AutoScheduler’s new “decision agent” is a standalone addition to the company’s core decision optimization platform and became available to the broader market in early October after being proven through use by PepsiCo and other select “power users.”
While the core platform previously could initiate a workflow into a WMS only with manual approval, the decision agent provides the capability to automate the workflow without human intervention.
“It is a true agent,” Moore said. “You used to have to go into a user interface and right‑click on ‘Approve’ and then it would go and trigger the workflow and do all of the work and release it on the floor. Now an agent can automatically do that.”
Symbotic, which, in addition to using AI and machine learning to continuously improve the routing and accuracy of its intelligent SymBots and fully integrated solutions, is now leveraging AI for demand planning and forecasting and also exploring how it can use AI to compress the time‑to‑value for clients when deploying warehouse automation systems.

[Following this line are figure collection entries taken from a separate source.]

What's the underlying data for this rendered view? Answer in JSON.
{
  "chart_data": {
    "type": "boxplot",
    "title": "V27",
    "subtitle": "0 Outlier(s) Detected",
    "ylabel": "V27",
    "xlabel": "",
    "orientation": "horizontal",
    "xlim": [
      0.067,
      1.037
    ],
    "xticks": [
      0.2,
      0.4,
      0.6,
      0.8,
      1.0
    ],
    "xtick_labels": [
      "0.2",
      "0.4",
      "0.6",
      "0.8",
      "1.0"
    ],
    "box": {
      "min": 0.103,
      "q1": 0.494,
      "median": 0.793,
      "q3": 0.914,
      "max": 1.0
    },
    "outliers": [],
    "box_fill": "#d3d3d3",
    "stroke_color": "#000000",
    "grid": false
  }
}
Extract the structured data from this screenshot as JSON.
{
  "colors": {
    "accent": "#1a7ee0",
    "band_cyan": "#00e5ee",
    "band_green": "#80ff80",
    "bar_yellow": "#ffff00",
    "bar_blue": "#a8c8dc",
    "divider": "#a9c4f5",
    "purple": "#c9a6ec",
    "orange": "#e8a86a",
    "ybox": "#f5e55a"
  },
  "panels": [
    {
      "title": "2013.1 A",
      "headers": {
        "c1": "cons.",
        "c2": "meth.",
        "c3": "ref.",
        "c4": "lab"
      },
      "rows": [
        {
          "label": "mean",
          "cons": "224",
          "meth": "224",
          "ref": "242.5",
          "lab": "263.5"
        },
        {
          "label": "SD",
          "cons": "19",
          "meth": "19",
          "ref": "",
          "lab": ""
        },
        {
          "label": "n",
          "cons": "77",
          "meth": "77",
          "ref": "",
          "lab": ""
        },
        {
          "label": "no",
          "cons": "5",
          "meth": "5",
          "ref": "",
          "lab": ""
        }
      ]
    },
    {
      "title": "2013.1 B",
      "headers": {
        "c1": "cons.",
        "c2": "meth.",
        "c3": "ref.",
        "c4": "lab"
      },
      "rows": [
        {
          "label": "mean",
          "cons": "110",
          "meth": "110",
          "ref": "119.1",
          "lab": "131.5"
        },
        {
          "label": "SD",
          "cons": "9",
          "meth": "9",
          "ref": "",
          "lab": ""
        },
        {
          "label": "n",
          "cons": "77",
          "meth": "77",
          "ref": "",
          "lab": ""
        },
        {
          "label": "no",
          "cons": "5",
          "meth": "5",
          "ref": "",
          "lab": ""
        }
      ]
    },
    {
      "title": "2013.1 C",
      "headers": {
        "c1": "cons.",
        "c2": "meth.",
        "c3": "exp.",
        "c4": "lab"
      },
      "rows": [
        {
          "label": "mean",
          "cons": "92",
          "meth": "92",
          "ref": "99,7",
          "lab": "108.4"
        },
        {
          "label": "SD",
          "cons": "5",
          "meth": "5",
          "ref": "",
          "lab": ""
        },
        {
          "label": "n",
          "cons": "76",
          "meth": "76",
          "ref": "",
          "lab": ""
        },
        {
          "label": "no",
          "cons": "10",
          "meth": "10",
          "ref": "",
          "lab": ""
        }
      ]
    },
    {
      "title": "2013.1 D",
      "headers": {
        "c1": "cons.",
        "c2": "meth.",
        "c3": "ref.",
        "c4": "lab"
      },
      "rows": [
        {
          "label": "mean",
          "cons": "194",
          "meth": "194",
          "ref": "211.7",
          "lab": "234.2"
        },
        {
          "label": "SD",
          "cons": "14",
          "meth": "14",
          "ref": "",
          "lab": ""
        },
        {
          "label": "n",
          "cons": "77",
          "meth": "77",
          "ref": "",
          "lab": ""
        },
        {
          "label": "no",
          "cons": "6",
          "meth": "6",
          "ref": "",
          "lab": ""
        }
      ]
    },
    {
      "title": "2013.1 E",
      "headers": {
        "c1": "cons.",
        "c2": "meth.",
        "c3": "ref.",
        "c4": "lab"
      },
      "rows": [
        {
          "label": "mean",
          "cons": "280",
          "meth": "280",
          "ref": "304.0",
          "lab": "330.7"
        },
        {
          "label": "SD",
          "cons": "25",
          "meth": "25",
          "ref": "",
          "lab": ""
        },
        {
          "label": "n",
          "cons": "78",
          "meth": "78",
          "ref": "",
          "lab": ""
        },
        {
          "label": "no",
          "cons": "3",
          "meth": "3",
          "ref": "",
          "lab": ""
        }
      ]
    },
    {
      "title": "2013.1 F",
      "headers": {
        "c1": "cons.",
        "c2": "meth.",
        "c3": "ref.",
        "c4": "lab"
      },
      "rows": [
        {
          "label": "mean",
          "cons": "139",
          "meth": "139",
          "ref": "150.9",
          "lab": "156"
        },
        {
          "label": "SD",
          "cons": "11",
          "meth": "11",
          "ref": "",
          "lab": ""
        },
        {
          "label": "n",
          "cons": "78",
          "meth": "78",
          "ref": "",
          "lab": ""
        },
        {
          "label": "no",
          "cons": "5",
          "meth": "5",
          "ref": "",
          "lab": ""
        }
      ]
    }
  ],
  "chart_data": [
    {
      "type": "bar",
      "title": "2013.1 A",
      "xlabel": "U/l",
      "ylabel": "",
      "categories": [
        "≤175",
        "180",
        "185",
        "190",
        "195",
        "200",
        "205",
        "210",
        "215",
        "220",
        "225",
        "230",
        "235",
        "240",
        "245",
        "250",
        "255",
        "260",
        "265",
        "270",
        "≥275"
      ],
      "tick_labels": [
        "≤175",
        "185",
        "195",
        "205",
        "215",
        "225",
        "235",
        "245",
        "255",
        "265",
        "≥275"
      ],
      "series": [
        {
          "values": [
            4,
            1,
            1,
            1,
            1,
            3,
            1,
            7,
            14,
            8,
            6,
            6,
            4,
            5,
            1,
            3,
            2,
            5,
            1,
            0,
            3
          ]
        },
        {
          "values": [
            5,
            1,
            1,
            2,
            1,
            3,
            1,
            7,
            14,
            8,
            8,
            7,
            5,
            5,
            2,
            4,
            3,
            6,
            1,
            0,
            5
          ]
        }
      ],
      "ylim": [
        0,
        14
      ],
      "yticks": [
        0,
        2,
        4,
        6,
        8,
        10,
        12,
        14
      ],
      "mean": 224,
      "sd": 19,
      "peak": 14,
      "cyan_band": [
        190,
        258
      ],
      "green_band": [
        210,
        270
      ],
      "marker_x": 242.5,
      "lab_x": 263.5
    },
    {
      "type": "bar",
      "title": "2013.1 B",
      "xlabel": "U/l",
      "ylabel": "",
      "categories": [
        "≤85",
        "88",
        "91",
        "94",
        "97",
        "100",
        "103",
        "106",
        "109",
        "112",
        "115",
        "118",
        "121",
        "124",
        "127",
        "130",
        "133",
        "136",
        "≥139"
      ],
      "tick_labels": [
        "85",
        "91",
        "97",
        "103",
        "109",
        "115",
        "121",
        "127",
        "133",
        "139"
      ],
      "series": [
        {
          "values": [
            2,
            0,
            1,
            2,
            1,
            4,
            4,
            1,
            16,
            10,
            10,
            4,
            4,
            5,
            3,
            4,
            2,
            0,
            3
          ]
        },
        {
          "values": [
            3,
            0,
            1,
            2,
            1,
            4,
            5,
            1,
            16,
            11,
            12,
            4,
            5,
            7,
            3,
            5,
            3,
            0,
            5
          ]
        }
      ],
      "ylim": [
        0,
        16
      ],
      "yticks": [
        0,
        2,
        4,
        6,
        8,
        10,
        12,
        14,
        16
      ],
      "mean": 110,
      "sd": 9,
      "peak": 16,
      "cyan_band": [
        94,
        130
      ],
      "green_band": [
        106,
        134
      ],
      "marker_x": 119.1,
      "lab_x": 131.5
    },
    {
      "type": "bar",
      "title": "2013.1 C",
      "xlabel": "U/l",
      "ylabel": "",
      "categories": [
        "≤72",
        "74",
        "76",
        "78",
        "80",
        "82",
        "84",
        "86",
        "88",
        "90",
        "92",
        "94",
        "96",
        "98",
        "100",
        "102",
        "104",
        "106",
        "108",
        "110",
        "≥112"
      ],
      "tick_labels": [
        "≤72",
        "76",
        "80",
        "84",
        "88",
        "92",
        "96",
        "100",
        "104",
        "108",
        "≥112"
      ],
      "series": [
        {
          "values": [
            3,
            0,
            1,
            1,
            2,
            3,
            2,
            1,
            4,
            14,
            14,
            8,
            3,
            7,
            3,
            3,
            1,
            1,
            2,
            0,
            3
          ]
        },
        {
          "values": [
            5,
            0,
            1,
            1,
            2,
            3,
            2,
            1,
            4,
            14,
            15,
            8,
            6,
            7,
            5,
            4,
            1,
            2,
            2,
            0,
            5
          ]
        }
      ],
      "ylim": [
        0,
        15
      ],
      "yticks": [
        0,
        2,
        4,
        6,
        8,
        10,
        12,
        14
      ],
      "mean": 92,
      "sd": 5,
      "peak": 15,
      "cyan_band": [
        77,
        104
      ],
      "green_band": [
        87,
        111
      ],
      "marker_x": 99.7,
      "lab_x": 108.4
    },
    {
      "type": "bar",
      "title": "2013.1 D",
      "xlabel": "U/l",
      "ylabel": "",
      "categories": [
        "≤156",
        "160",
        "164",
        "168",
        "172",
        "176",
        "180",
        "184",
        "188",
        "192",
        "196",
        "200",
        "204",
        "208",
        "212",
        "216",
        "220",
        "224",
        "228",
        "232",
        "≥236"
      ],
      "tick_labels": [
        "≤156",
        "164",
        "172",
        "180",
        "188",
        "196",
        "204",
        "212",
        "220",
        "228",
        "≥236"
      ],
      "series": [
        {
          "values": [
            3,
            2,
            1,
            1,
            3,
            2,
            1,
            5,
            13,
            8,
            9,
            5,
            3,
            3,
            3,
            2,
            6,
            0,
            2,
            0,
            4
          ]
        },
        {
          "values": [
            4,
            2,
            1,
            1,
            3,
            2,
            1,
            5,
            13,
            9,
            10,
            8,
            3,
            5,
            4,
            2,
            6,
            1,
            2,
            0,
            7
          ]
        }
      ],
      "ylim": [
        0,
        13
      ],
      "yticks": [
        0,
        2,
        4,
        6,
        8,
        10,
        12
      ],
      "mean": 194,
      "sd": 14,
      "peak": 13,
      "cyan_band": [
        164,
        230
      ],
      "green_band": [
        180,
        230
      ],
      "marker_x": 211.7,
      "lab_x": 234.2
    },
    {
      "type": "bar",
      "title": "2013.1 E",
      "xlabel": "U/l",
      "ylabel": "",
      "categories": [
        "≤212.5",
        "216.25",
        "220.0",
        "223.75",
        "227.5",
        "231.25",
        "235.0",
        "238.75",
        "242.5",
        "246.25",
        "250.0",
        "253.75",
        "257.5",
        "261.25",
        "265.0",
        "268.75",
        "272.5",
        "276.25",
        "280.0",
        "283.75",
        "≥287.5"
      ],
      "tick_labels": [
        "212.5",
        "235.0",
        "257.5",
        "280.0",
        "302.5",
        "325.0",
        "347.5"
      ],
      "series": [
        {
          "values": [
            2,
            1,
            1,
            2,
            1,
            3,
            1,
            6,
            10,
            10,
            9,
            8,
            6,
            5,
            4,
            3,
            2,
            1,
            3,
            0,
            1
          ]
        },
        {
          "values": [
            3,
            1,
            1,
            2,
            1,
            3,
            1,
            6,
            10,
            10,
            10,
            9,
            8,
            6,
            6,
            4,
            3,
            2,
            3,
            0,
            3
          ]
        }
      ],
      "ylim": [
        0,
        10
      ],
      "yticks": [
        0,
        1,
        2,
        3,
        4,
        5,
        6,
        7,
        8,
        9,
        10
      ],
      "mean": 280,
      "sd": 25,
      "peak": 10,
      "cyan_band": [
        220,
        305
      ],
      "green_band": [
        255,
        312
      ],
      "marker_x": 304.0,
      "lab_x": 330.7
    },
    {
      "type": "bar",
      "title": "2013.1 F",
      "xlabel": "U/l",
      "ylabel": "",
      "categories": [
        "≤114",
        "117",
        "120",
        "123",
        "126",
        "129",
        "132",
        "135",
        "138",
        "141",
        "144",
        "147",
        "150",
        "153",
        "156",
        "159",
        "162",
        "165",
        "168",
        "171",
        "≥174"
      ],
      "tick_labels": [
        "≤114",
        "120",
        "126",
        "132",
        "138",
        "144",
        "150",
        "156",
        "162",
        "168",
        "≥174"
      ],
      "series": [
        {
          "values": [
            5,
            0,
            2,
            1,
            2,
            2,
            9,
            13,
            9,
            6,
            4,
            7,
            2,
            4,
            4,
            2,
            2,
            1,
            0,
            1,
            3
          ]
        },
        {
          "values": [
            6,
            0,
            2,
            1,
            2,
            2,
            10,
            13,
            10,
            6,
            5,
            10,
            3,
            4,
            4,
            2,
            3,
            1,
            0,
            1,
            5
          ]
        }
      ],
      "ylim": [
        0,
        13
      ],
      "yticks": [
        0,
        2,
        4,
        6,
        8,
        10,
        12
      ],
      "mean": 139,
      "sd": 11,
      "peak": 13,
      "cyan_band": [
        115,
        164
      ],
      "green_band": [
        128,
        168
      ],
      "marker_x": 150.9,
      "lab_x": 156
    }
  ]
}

“As a leading full warehouse automation integrator, original equipment manufacturer (OEM) of robotic technology and AI company, we see firsthand the extreme positive effects AI has on many companies’ bottom lines. There are a lot of robots out there that have fantastic physical capabilities, but if the intelligence of the robot—and the full system it lives in, for that matter—is limited, it will directly limit your gains,” Alexander said. “Just like running a team, if you hire the best and have them work together, collaborate and learn, they will start to predict, plan ahead and deliver more effectively with higher quality. Robots with static intelligence will always fall behind.”